Dose-dependent response to infection with SARS-CoV-2 in the ferret model and evidence of protective immunity
Kathryn A. Ryan, Kevin R. Bewley, Susan Fotheringham, Gillian S. Slack, Phillip J. Brown, Yper Hall, Nadina Wand, Anthony C. Marriott, Breeze E. Cavell, Julia A. Tree, Lauren Allen, Marilyn Aram, Thomas Bean, Emily Brunt, Karen R. Buttigieg, Daniel Carter, Rebecca Cobb, Naomi S. Coombes, Steve J. Findlay-Wilson, Kerry Godwin, Karen E. Gooch, Jade Gouriet, Rachel Halkerston, Debbie J. Harris, Thomas Hender, Holly E. Humphries, Laura Hunter, Catherine M. K. Ho, Chelsea Kennard, Stephanie Leung, Stéphanie Longet, Didier Ngabo, Karen L. Osman, Jemma Paterson, Elizabeth J. Penn, Steven T. Pullan, Emma Rayner, Oliver P. Skinner, Kimberley Steeds, Irene Taylor, Tom Tipton, Stephen R. Thomas, Carrie Turner, Robert J. Watson, Nathan R. Wiblin, Sue Charlton, Bassam Hallis, Julian A. Hiscox, Simon G. P. Funnell, Mike Dennis, Catherine Whittaker, Michael Catton, Julian Druce, Francisco J. Salguero, Miles W. Carroll
Abstract
Abstract There is a vital need for authentic COVID-19 animal models to enable the pre-clinical evaluation of candidate vaccines and therapeutics.

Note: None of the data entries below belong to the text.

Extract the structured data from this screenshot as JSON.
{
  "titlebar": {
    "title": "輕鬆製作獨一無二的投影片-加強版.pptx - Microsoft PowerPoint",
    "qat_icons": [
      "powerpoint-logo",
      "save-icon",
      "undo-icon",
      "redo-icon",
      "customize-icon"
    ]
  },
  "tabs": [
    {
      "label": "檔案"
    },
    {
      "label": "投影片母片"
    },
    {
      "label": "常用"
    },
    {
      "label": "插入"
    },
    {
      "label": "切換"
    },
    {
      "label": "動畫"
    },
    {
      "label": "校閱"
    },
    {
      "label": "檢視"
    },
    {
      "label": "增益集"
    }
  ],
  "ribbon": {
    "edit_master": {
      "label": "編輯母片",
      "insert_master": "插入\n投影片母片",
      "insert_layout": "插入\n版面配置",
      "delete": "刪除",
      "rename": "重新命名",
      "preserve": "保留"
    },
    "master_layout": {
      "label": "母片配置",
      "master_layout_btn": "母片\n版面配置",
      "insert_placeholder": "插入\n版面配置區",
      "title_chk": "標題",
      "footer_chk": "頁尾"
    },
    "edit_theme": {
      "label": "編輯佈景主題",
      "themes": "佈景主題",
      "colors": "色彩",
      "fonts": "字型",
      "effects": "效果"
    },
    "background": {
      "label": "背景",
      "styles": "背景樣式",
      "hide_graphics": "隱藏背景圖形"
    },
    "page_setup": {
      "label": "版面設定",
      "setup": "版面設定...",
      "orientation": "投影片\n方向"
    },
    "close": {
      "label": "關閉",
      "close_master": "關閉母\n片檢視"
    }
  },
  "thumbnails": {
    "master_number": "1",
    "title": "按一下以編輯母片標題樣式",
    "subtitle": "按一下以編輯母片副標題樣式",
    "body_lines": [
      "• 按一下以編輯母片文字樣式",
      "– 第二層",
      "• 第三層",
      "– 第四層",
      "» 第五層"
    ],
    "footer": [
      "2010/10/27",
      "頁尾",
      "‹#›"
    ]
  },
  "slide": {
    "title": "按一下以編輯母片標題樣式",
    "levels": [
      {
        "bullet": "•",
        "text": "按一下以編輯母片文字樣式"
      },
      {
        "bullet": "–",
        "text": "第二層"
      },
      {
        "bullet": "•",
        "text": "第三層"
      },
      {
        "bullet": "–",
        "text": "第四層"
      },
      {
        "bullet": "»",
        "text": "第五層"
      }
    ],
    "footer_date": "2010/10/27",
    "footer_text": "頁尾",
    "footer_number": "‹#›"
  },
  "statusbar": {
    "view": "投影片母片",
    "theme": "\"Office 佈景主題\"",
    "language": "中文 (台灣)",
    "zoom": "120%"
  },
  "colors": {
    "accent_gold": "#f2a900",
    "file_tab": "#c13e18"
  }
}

Here we report a dose titration study of SARS-CoV-2 in the ferret model. After a high (5 × 10 6 pfu) and medium (5 × 10 4 pfu) dose of virus is delivered, intranasally, viral RNA shedding in the upper respiratory tract (URT) is observed in 6/6 animals, however, only 1/6 ferrets show similar signs after low dose (5 × 10 2 pfu) challenge. Following sequential culls pathological signs of mild multifocal bronchopneumonia in approximately 5–15% of the lung is seen on day 3, in high and medium dosed groups. Ferrets re-challenged, after virus shedding ceased, are fully protected from acute lung pathology. The endpoints of URT viral RNA replication & distinct lung pathology are observed most consistently in the high dose group. This ferret model of SARS-CoV-2 infection presents a mild clinical disease.